L’Opéra de Montpellier, toujours intéressé par la musique contemporaine, vient de présenter What Next ?, œuvre majeure d’Elliot Carter le compositeur américain trop méconnu en France qui s’est éteint le 5 novembre dernier dans sa 104ème année à New York où il était né en 1908. Le programme de la soirée commençait par la création mondiale de Jetzt, opéra de Mathis Nitschke, né en 1973, commandé pour l’occasion par l’Opéra Orchestre national Montpellier Languedoc-Roussillon.

Un livret savant au service d’une histoire ambitieuse sur une musique quelque peu racoleuse.

« Echapper à l’emprisonnement épistémologique et trouver refuge dans un collectif élargi » (Der epistemologischen Beugehaft entkommen und Zuflucht im erweiterten Kollektiv finden ) : le moins que l’on puisse dire est que le livret qui contient cette phrase ne s’adresse pas à tous les publics. Jonas Lüscher, philosophe de son état, librettiste de Jetzt, explique que l’œuvre voudrait jalonner en sept étapes les perceptions successives de l’univers par l’homme, et que, puisque ce regard a évolué en même temps que le langage, c’est par les innovations linguistiques que l’on pourra suivre à la trace les changements de perception de notre entourage à travers le temps : Parménides, Feyerabend, Galilée, Schegel, Bruno Latour et d’autres encore se donnant ainsi rendez-vous tout au long du livret de l’écrivain d’expression allemande.

Le chant vécu par le compositeur comme un « problème »

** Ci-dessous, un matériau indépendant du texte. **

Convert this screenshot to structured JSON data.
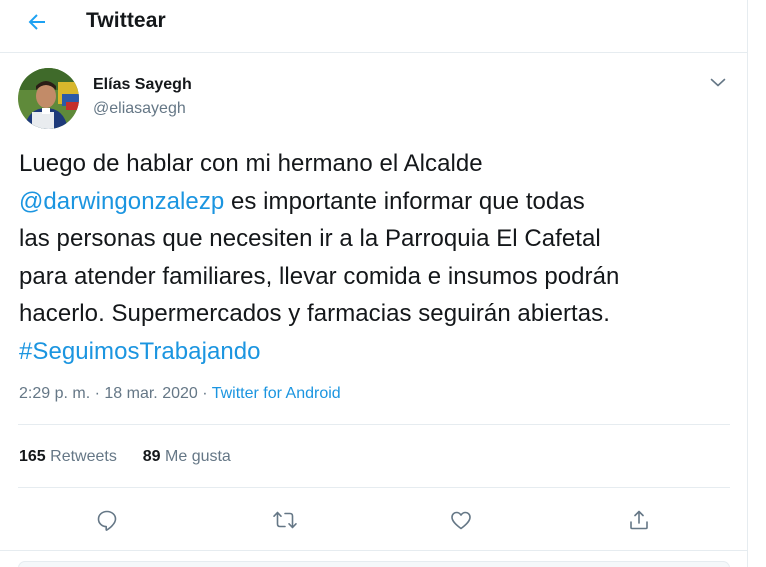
{
  "header": {
    "title": "Twittear",
    "back_icon": "arrow-left-icon"
  },
  "author": {
    "name": "Elías Sayegh",
    "handle": "@eliasayegh",
    "avatar_icon": "avatar-photo"
  },
  "tweet": {
    "lines": [
      {
        "text": "Luego de hablar con mi hermano el Alcalde"
      },
      {
        "mention": "@darwingonzalezp",
        "text": " es importante informar que todas"
      },
      {
        "text": "las personas que necesiten ir a la Parroquia El Cafetal"
      },
      {
        "text": "para atender familiares, llevar comida e insumos podrán"
      },
      {
        "text": "hacerlo. Supermercados y farmacias seguirán abiertas."
      },
      {
        "hashtag": "#SeguimosTrabajando"
      }
    ]
  },
  "meta": {
    "time": "2:29 p. m.",
    "separator": "·",
    "date": "18 mar. 2020",
    "source": "Twitter for Android"
  },
  "stats": {
    "retweets_count": "165",
    "retweets_label": "Retweets",
    "likes_count": "89",
    "likes_label": "Me gusta"
  },
  "actions": {
    "reply_icon": "reply-icon",
    "retweet_icon": "retweet-icon",
    "like_icon": "heart-icon",
    "share_icon": "share-icon"
  },
  "colors": {
    "accent": "#1b95e0",
    "text_primary": "#14171a",
    "text_secondary": "#657786",
    "border": "#e6ecf0"
  }
}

Mathis Nitsche installe Jetzt dans un monde sonore où la voix n’est que secondaire, ou même constitue « un problème », en partie à cause de sa portée très limitée. Le compositeur résout la question grâce au couple micro-haut parleur aujourd’hui très perfectionné, capable, selon lui, d’épouser et de reproduire à la perfection toute la gamme de fréquences émises par une voix humaine. Ennemi déclaré par ailleurs du « trop propre » -car « trop bourgeois »- le compositeur a disposé en embuscade trois musiciens hors du contrôle du chef d’orchestre –bandonéon, violoncelle et contrebasse électroniques, rien de moins- avec la mission de venir perturber « ad libitum » la pureté originelle des lignes mélodiques –et il y en a- de la partition. Matis Nitsche propose au total une musique faite d’ostinato et décibels, plutôt descriptive, qui encadre le parcours de l’humanité imaginé par Jonas Lüscher. La solennité, la grandeur et le lyrisme développés par les parties chorales contrastent fortement avec les moments intimistes portés par les solistes, personnages anonymes uniquement différenciés par leurs tessitures –soprano, contralto...- dans la distribution des rôles.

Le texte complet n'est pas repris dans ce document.